Strange thing was that even after I was able to successfully do 2024
byte pings through the bridge, with and without iptables connection
tracking rules in place, I still encountered the problem with the
oversized IP/GRE traffic that I'm trying to capture. What I think is
also interesting is that even though when I set the MTUs on the
ethernet interfaces and the bridge to 1527, not only does it all work,
the bridge is also forwarding frames that have a 1528 byte MTU (IP +
GRE + original 1500 byte IP packet), which I think should make the
bridge drop the frames as too large, yet setting the MTU 1528 on the
bridge and interfaces makes it fail.

Maybe it is the different ways IP connection tracking treats ICMP /
Ping traffice verses IP/GRE traffic that is causing the issue.

I've got some more testing to do again, this time around I'll try the
2024 byte MTU on the bridge, and a blind iptables permit all to and
from the bridge interfaces, which should hopefully eliminate ip
connection tracking from the equation, therefore identifying it as the
cause.

Thanks for your time,
Mark.

Re: [Bridge] Problem bridging frames with bridge and real interface MTU > 1527

[Stephen Hemminger]

On Thu, 1 Jun 2006 10:10:28 +0930
"Mark Zipp" <mark.r.zipp@gmail.com> wrote:

> Hi Stephen,
> 
> 
> On 24/05/06, Stephen Hemminger <shemminger@osdl.org> wrote:
> <snip>
> 
> > > Thanks for your help,
> > > Mark.
> > The problem (as I remember it) was often with ip_conntrack.

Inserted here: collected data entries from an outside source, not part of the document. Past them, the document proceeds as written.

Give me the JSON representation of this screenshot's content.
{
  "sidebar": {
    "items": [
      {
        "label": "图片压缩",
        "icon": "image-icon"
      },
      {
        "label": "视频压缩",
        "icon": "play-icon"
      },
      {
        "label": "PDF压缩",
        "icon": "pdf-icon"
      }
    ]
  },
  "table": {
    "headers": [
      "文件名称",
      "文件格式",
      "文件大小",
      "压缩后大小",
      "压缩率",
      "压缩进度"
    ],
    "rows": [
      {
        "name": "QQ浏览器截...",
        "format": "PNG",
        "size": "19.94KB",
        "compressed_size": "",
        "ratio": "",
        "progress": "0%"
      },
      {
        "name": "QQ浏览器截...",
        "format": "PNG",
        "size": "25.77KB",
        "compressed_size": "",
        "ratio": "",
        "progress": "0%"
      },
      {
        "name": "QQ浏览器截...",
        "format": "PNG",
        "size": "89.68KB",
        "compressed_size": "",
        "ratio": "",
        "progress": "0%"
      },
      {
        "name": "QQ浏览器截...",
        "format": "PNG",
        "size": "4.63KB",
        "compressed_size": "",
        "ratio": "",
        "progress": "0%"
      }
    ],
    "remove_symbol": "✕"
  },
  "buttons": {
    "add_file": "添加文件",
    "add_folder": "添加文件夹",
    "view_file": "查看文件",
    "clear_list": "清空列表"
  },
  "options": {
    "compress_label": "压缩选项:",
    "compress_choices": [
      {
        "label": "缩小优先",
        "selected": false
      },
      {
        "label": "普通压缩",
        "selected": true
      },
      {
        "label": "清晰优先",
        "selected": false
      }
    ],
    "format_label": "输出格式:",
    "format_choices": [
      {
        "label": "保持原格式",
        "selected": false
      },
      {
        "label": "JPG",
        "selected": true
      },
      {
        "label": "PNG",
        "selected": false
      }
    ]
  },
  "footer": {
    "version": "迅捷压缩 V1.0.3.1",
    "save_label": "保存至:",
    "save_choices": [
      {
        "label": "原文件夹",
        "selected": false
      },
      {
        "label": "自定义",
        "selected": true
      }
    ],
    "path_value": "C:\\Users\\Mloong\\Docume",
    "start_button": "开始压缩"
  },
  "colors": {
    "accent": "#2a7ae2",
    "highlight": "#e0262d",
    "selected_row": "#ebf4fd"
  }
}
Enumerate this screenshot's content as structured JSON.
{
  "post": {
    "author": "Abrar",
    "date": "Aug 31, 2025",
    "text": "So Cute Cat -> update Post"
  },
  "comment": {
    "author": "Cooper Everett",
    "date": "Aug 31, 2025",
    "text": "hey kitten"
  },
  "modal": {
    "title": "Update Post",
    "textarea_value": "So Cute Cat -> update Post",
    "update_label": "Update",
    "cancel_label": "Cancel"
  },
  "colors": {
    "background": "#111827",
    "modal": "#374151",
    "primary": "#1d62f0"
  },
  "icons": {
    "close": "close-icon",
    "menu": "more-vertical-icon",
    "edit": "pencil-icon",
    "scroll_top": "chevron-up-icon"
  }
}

It
> > reassembles fragmented
> > IP packets to look at them, then didn't fragment on output.
> >
> 
> Strange thing was that even after I was able to successfully do 2024
> byte pings through the bridge, with and without iptables connection
> tracking rules in place, I still encountered the problem with the
> oversized IP/GRE traffic that I'm trying to capture. What I think is
> also interesting is that even though when I set the MTUs on the
> ethernet interfaces and the bridge to 1527, not only does it all work,
> the bridge is also forwarding frames that have a 1528 byte MTU (IP +
> GRE + original 1500 byte IP packet), which I think should make the
> bridge drop the frames as too large, yet setting the MTU 1528 on the
> bridge and interfaces makes it fail.
> 
> Maybe it is the different ways IP connection tracking treats ICMP /
> Ping traffice verses IP/GRE traffic that is causing the issue.
> 
> I've got some more testing to do again, this time around I'll try the
> 2024 byte MTU on the bridge, and a blind iptables permit all to and
> from the bridge interfaces, which should hopefully eliminate ip
> connection tracking from the equation, therefore identifying it as the
> cause.
> 
> Thanks for your time,
> Mark.

You may want to either add some debug tracing or just try capturing packets
to see the resulting traffic.  I suspect connection tracking may be the
culprit since it often does higher layer filtering.